A super conversion calculator. I think that this is codeable in a short amount of time. (Like Calculator.com but all in one application.)

  • Math functions
    Standard conversions-
    -hex, oct, bin (with mantistia), etc.
    -length, volume, etc.
    -user specified (perhaps 10 user defined constnats)
    special
    -kCal , BMI, dog years, etc.
There are a lot of calculators that do a few of these thigns, but not all.
If you can, please add a tape feature.
 
What are your resources that you have available for the project? What type of machine are you going to programming it on/for (I'd do cross platform if possible, much more useful). And what programming language are you going to use?

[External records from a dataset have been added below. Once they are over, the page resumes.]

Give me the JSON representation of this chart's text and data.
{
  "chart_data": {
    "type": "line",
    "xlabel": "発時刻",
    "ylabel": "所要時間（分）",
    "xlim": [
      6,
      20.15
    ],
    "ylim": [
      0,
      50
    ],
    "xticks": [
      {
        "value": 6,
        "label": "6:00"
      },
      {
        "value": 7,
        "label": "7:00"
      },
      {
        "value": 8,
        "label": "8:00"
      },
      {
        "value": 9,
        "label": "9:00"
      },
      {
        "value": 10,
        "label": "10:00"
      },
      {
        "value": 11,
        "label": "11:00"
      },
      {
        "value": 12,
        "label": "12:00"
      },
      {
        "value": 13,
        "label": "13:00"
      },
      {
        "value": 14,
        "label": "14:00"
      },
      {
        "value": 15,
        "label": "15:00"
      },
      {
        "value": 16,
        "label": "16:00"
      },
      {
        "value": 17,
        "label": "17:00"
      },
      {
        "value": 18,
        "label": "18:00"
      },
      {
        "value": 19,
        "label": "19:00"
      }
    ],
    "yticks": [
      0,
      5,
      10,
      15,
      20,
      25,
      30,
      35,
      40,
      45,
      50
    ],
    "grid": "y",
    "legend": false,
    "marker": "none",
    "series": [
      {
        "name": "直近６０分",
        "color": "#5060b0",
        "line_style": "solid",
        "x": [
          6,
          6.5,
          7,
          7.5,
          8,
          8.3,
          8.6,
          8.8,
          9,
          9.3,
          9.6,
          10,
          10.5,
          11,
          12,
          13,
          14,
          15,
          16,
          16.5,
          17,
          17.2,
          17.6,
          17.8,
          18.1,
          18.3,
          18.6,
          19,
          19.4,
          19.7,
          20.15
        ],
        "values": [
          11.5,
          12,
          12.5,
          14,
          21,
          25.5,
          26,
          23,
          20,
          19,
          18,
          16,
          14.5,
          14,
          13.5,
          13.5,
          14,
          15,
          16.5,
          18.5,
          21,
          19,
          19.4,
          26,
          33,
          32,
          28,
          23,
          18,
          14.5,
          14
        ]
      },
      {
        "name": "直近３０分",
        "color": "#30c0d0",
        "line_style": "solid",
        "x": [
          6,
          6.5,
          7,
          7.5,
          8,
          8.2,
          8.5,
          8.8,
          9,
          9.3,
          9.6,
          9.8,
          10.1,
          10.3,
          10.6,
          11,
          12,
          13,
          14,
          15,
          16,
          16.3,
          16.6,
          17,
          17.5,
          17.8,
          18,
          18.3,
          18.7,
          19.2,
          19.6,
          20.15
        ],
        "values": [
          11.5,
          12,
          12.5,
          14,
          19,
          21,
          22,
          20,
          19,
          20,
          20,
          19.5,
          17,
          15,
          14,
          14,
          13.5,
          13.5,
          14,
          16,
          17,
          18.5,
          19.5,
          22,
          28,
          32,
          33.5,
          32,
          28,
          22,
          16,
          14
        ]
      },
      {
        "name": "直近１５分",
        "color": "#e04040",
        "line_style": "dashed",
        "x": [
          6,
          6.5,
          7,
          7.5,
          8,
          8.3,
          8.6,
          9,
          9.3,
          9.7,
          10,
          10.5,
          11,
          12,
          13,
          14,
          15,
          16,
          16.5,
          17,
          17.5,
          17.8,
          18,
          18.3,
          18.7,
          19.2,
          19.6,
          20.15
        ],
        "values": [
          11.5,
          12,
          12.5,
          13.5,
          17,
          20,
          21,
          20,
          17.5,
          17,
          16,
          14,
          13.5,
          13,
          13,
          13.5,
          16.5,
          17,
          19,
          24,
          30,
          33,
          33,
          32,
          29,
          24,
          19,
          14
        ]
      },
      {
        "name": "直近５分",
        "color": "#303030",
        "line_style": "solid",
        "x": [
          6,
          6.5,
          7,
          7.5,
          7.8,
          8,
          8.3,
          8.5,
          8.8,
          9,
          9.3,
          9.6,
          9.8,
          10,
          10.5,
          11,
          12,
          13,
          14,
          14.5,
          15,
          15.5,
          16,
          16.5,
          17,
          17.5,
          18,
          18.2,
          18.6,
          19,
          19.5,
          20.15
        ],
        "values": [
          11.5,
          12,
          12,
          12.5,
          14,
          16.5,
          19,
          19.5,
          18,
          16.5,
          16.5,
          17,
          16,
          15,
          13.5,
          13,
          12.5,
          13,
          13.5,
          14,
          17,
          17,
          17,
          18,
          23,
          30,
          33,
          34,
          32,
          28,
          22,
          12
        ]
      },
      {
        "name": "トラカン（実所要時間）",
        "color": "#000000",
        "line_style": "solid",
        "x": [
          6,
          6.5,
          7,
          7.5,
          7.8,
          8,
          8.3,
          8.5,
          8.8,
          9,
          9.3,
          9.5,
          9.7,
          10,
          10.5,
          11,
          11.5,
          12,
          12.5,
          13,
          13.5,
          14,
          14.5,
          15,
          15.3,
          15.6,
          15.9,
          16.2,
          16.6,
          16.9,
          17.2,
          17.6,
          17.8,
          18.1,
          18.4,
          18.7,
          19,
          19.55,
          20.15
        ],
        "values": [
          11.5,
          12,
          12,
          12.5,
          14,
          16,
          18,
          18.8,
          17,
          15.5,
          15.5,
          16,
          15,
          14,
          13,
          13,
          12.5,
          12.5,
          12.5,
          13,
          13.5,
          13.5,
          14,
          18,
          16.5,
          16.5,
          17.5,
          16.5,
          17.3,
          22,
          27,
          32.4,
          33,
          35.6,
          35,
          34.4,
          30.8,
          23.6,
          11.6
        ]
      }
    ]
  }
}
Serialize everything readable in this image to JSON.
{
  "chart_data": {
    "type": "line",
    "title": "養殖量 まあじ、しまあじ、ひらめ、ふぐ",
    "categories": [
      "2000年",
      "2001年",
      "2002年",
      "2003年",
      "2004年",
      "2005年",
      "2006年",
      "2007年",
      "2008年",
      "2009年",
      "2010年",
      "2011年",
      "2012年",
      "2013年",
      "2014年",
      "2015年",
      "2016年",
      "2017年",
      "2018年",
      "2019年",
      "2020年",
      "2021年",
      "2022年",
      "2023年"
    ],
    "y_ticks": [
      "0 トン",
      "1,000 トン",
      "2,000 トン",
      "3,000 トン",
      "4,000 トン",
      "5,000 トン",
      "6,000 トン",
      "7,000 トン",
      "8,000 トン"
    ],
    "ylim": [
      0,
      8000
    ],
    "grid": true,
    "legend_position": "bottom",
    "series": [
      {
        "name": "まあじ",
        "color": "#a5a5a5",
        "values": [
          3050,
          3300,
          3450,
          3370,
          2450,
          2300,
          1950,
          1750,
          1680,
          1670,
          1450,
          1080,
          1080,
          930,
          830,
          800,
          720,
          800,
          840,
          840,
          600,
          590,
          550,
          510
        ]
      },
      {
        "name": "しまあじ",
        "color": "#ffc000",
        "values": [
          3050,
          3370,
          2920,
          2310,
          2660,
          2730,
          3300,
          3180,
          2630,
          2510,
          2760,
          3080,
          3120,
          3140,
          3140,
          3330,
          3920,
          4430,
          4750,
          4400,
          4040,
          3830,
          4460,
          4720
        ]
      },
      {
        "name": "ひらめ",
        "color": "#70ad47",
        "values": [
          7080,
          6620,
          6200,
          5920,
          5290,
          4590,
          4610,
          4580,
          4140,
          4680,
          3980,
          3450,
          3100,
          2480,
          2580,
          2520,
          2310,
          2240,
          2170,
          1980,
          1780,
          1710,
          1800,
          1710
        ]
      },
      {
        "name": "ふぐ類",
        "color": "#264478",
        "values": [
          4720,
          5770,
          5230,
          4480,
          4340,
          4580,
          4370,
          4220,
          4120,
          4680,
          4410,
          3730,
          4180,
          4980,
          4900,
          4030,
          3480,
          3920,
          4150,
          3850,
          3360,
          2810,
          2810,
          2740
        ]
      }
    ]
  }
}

This is a very broad topic, you'll need to determine the type of app you're going to create and the ask questions.

D
 
I would kill for 2 different apps.

1. iTheatre: iTunes for movies

- including renting movies like the iTunes music store

- records TV like tivo

- playlists for watching your recorded/imported simpsons episodes



2. iBank: Money managemnet software that works.

- integrates with my checking and savings account for 1 click paying of my phone bill, cable bill

- tracks investments (how much my Janus/401k accounts have in them)

- sends invoices to clients

- transfer money between accounts

I will seriously pay someone to develop either software. I have storyboards of each - just no software development skills.

-Doc
 
Originally posted by D0ct0rteeth
I would kill for 2 different apps.

1. iTheatre: iTunes for movies

- including renting movies like the iTunes music store

- records TV like tivo

- playlists for watching your recorded/imported simpsons episodes

Sounds like a great idea! Esp. the renting movies thing - this'd be the kind of thing they'd have to integrate into quicktime i guess. Would require a monster internet connection to stream even a well encoded DivX/Xvid movie though - don't they run at about 7-11Mbit/s? Ah, DivX or Xvid would be impossible as you cant stream either as far as i'm aware - they require the complete file to work - i guess a quicktime file would do the job perfectly though.

Originally posted by D0ct0rteeth
2. iBank: Money managemnet software that works.

- integrates with my checking and savings account for 1 click paying of my phone bill, cable bill

- tracks investments (how much my Janus/401k accounts have in them)

- sends invoices to clients

- transfer money between accounts

I will seriously pay someone to develop either software. I have storyboards of each - just no software development skills.

-Doc

Nice idea, but i doubt the integration with actual bank accounts will ever see the light of day for security and logistical reasons
 
For a single user project, iTheater would be a fine thing to have and actually be possible. The database info would be simple or at least simplified and expanded as needed.

As an animator, keeping track of all the little movie files that I have is a pain. I basically just put them in subfolders of the main animation project directory. But to be able to graphically update and work on them would be very cool.

D
 
Originally posted by mrjamin
aaah, hence the cool 'tar! homemade?

ah, well, that little tar is a teaser - which you'll eventually get to see more of hopefully soon.

But it wasn't originally created for a tar - its just a small part of one of my more recent projects.

D
 
Originally posted by mmmdreg
Probably windows, probably VB. keep in mind that I am only in my first year of doing this.

VB is probably not the best thing to be using. Many companies are moving away from VB (or never used it like the group I work in). Check out this artical http://developers.slashdot.org/article.pl?sid=03/05/06/2153219&mode=thread&tid=126&tid=156 on /. Use Java or if you have to use a MS solution look at .Net (shudder). This will probably be better if you want to get into professional programming.

I would also recomend that you check out Cocoa (Obj-C or Java) if you have a free choice. It's amazing how quickly you can develop some really neat ideas with it.
 
uhuh. I'm learning cocoa at home anyway. But at school they teach us VB. So it's either of the two. It shouldn't really matter for the level of app I'm doing.